7:24 p.m. | Updated with additional details.
CATHERINE RAMPELL
Dollars to doughnuts.
Americans nearing retirement age have suffered disproportionately after the financial crisis: along with the declining value of their homes, which were intended to cushion their final years, their incomes have fallen sharply.
The typical household income for people age 55 to 64 years old is almost 10 percent less in today’s dollars than it was when the recovery officially began three years ago, according to a new report from Sentier Research, a data analysis company that specializes in demographic and income data.
Across the country, in almost every demographic, Americans earn less today than they did in June 2009, when the recovery technically started. As of June, the median household income for all Americans was $50,964, or 4.8 percent lower than its level three years earlier, when the inflation-adjusted median income was $53,508.
The decline looks even worse when comparing today’s incomes to those when the recession began in December 2007. Then, the median household income was $54,916, meaning that incomes have fallen 7.2 percent since the economy last peaked.
Income drops vary significantly by age, though. Households led by people between the ages of 55 and 64 have taken the biggest hit; their household incomes have fallen to $55,748 from $61,716 over the last three years, a decline of 9.7 percent.
Sustained unemployment among older workers may be at least partly to blame for this decline. Unemployment rates for that age group are relatively low, but once older workers lose their jobs, they have an unusually hard time finding re-employment. And even when they do find new work, they usually take a pay cut.
“I was laid off in ’08, and I never really managed to get back into the job market,” said Jan Thomas, 62, who lives in Sarasota, Fla. She decided to apply for Social Security early, even though that means her benefits are lower than they would be if she had waited until 66. “I’ve pretty much gone through my savings at this point. You know, taking money out of one account, then the other. Then it all just kind of went poof.”
Younger Americans have also felt income declines in the three years since the recovery began. The inflation-adjusted median household income for those 25 to 34 fell 8.9 percent, while that for people under age 25 fell 6.1 percent.
Incomes for the oldest Americans, on the other hand, have risen steadily since the recovery began. Among those 65 to 74, the inflation-adjusted median household income rose 6.5 percent (to $42,113 from $39,548), and among those age 75 and older, the increase was 2.8 percent (to $26,991 from $26,244).
It’s not clear why incomes rose for older people when as they fell for everyone else.
This may be because older Americans are working longer, taking in more income at more advanced ages. Perhaps they are working longer partly to compensate for the decline in the value of their homes. Rising employment rates among older people predate the housing bust, however.
The share of people over 65 who have jobs has been rising since the early 1990s; in 2011, 16.7 of people over 65 worked, compared with 11.1 percent two decades earlier.

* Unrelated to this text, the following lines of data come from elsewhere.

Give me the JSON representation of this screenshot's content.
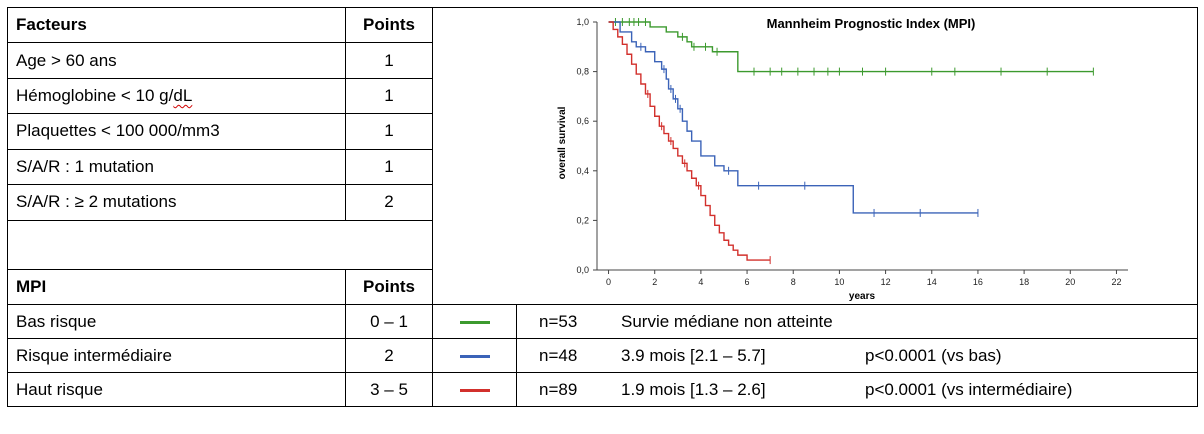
{
  "factors_table": {
    "header": {
      "factor": "Facteurs",
      "points": "Points"
    },
    "rows": [
      {
        "factor": "Age > 60 ans",
        "points": "1"
      },
      {
        "factor_prefix": "Hémoglobine < 10 g/",
        "factor_suffix": "dL",
        "points": "1"
      },
      {
        "factor": "Plaquettes < 100 000/mm3",
        "points": "1"
      },
      {
        "factor": "S/A/R : 1 mutation",
        "points": "1"
      },
      {
        "factor": "S/A/R : ≥ 2 mutations",
        "points": "2"
      }
    ]
  },
  "mpi_table": {
    "header": {
      "group": "MPI",
      "points": "Points"
    },
    "rows": [
      {
        "group": "Bas risque",
        "points": "0 – 1",
        "color": "#3c9a2e",
        "n": "n=53",
        "median": "Survie médiane non atteinte",
        "p": ""
      },
      {
        "group": "Risque intermédiaire",
        "points": "2",
        "color": "#3b63b8",
        "n": "n=48",
        "median": "3.9 mois [2.1 – 5.7]",
        "p": "p<0.0001 (vs bas)"
      },
      {
        "group": "Haut risque",
        "points": "3 – 5",
        "color": "#d2302c",
        "n": "n=89",
        "median": "1.9 mois [1.3 – 2.6]",
        "p": "p<0.0001 (vs intermédiaire)"
      }
    ]
  },
  "chart_data": {
    "type": "line",
    "title": "Mannheim Prognostic Index (MPI)",
    "xlabel": "years",
    "ylabel": "overall survival",
    "xlim": [
      -0.5,
      22.5
    ],
    "ylim": [
      0,
      1
    ],
    "x_ticks": [
      "0",
      "2",
      "4",
      "6",
      "8",
      "10",
      "12",
      "14",
      "16",
      "18",
      "20",
      "22"
    ],
    "y_ticks": [
      "0,0",
      "0,2",
      "0,4",
      "0,6",
      "0,8",
      "1,0"
    ],
    "grid": false,
    "series": [
      {
        "color": "#3c9a2e",
        "x": [
          0,
          1.5,
          1.8,
          2.5,
          3.0,
          3.4,
          3.6,
          4.5,
          5.6,
          8,
          10.5,
          21
        ],
        "y": [
          1.0,
          1.0,
          0.98,
          0.96,
          0.94,
          0.92,
          0.9,
          0.88,
          0.8,
          0.8,
          0.8,
          0.8
        ],
        "censored_x": [
          0.3,
          0.6,
          0.9,
          1.1,
          1.3,
          1.6,
          3.2,
          3.7,
          4.2,
          4.7,
          6.3,
          7.0,
          7.5,
          8.2,
          8.9,
          9.5,
          10.0,
          11.0,
          12.0,
          14.0,
          15.0,
          17.0,
          19.0,
          21.0
        ]
      },
      {
        "color": "#3b63b8",
        "x": [
          0,
          0.5,
          1.0,
          1.2,
          1.6,
          2.0,
          2.3,
          2.5,
          2.6,
          2.8,
          3.0,
          3.2,
          3.4,
          3.6,
          4.0,
          4.6,
          5.0,
          5.6,
          7.5,
          10.6,
          16.0
        ],
        "y": [
          1.0,
          0.96,
          0.92,
          0.9,
          0.88,
          0.84,
          0.81,
          0.77,
          0.73,
          0.69,
          0.65,
          0.6,
          0.56,
          0.52,
          0.46,
          0.42,
          0.4,
          0.34,
          0.34,
          0.23,
          0.23
        ],
        "censored_x": [
          1.4,
          2.4,
          2.7,
          2.9,
          3.1,
          5.2,
          6.5,
          8.5,
          11.5,
          13.5,
          16.0
        ]
      },
      {
        "color": "#d2302c",
        "x": [
          0,
          0.2,
          0.4,
          0.6,
          0.8,
          1.0,
          1.2,
          1.4,
          1.6,
          1.8,
          2.0,
          2.2,
          2.4,
          2.6,
          2.8,
          3.0,
          3.2,
          3.4,
          3.6,
          3.8,
          4.0,
          4.2,
          4.4,
          4.6,
          4.8,
          5.0,
          5.2,
          5.4,
          5.6,
          6.0,
          7.0
        ],
        "y": [
          1.0,
          0.97,
          0.94,
          0.91,
          0.87,
          0.83,
          0.79,
          0.75,
          0.71,
          0.66,
          0.62,
          0.58,
          0.55,
          0.52,
          0.49,
          0.46,
          0.43,
          0.4,
          0.37,
          0.34,
          0.3,
          0.26,
          0.22,
          0.18,
          0.15,
          0.12,
          0.1,
          0.08,
          0.06,
          0.04,
          0.04
        ],
        "censored_x": [
          1.7,
          2.3,
          2.7,
          3.3,
          3.9,
          7.0
        ]
      }
    ]
  }
}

The chart below — which is based on a different Census Bureau survey that goes through 2010 only, unfortunately — shows that almost all age groups have actually seen their income rise over most of the last 50 years, although incomes for non-seniors have been much more volatile. (Remember, though, that during recessions older people have at least some steady income from Social Security.)
Income losses since the recovery began also varied depending on educational attainment, Sentier Research found.
People with the least education and people with the most education had smaller income losses, supporting the idea that the job market in the United States is “hollowing out,” as the M.I.T. economist David Autor has proposed, meaning that high-skilled and low-skilled jobs are growing while midskilled jobs are thinning out.
The median household income of high school dropouts has fallen 5.3 percent (to $24,495 from $25,860), while that for college graduates has fallen 5.9 percent (to $83,378 from $88,570).
Meanwhile, incomes for those with a midlevel education — a high school diploma, some college but no degree, or an associate’s degree — slid much further.
As you can see in the chart above, the biggest percentage decline was for people who took some college courses but never got a degree. Their median income has fallen 9.3 percent over the course of the recovery so far, to $46,200 from $50,948. That must especially sting, given that these income losses are probably accompanied by student loan debt.
Black Americans appear to have suffered the most, according to the Sentier report.
The real median annual household income for blacks fell 11.1 percent from June 2009 to June 2012, landing at $32,498 from $36,567. That compares with 5.2 percent for whites, 3.6 percent for other race combinations (including Asians) and 4.1 percent for Hispanics — all of whom started with higher incomes than blacks.